Anyone following Zach Braff knows about the profound connection and gratitude he shows towards his fans, so it’s not surprising that when looking for funds for his second directorial effort he would turn to Kickstarter. Braff’s 2004 debut as a writer and director, Garden State, developed and maintained a cult-following despite an increasingly negative critical backlash in the years following its release and in 2013 an astounding 46,520 people raised over $3 million to help get his second feature off the ground.

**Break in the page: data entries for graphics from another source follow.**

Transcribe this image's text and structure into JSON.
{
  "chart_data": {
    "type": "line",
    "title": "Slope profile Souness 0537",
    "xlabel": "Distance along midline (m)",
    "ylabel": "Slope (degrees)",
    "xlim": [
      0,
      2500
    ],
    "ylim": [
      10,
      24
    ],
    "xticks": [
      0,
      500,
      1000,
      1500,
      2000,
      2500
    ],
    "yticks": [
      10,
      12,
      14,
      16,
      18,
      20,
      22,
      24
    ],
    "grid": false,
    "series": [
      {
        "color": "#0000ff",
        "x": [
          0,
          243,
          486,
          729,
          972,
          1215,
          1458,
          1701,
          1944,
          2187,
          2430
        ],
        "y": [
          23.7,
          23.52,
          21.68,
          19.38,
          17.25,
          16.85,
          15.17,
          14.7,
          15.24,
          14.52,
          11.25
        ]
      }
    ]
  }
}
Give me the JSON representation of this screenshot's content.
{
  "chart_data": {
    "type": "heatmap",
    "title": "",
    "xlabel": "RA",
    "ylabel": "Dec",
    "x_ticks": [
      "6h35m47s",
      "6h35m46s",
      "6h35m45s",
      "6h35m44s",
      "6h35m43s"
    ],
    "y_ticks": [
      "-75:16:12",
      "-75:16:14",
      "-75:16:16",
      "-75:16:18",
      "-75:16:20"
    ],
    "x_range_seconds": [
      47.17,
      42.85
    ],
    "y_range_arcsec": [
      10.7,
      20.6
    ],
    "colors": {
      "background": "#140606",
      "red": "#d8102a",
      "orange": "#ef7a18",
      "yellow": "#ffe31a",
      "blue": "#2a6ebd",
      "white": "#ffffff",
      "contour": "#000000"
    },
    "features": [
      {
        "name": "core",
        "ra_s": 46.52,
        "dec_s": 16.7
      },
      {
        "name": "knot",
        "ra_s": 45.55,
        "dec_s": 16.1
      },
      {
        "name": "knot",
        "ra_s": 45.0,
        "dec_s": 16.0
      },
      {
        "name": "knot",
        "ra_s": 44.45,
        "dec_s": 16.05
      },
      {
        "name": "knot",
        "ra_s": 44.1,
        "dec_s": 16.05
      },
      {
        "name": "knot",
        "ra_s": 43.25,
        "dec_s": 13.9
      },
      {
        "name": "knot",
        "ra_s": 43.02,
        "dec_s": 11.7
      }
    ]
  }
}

In the anticipated comedy drama Wish I Was Here, Braff plays 35-year old struggling actor Aidan Bloom. His wife Sarah (Kate Hudson) is the sole bread-winner of the family, stuck in a dead-end job with an annoying cubicle-partner. After Aidan’s father (Mandy Patinkin) falls ill and can no longer afford to pay for the couple’s children’s private school, it falls on Aidan to educate his kids (Joey King and Pierce Gagnon) in any way he can, ultimately discovering himself in the process.
Wish I Was Here is all about the characters. About the importance of family. It’s beautiful, sincere, warm and most of all relatable. It opens with Aidan saying: “My brother and I used to pretend that we were heroes, the only ones who could save the day. But maybe we’re just the regular people, the ones who get saved.” It’s evident that the film echoes a wonderful contrast between how Braff used to think and what he has learned about himself since his last film. We have all faced difficult times in our lives, times from which we didn’t think we could ever recover. This feel-good drama tackles such serious times with just enough comedy to allow you to breathe, with just enough light in the darkness to make you think that maybe all is not lost.
Once Aidan’s daughter shaves her head in a cry for someone to notice her real self, he takes her to a shop full of wigs and tells her to choose one as amazing and unique as she is and like a blotch of colour, King stands out, as an incredible young actress and character, with a purple bob-cut for the rest of the film. The characters are not the stereotypes seen so often; they are human with problems and faults who ultimately show bravery in the face of death, with hearts bigger than life. It’s easy to see a little of yourself in all of them such as the genius nerd who’s lost his motivation, the man balancing dreams and reality, the wife who sacrifices her needs for her family and the grandpa who believes he’s failed as a parent.
A family in crisis is hardly a new narrative venture, and the film is quite similar to Garden State, which likewise centres around a failing actor who’s lost his way. The film sports a few too many montages and towards the end blaring plot-holes begin to show the seams of a script which is, otherwise, well-written with smart, witty dialogue that will crack plenty of smiles (“Fuck apps; it’s a saturated market. I’m going to start blogging.”) Most of all, the writing benefits from being an emotional journey of self-discovery and enlightenment, so ready your water-proof mascara or practice your ‘Got something in my eyes’ bit, because the waterworks are inevitable. Not because it’s sad (though it can be, so be warned) but because it’s a rollercoaster of misery, laughter, and heart-felt depth.
Despite its problems, Wish I Was Here is a warm and honest look into life and death, with a well-balanced mix of misery and laughter. The characters are human, the performances excellent, the themes relatable. Though the narrative is nothing new it is well-worth your time if you’re in need of some cheering up.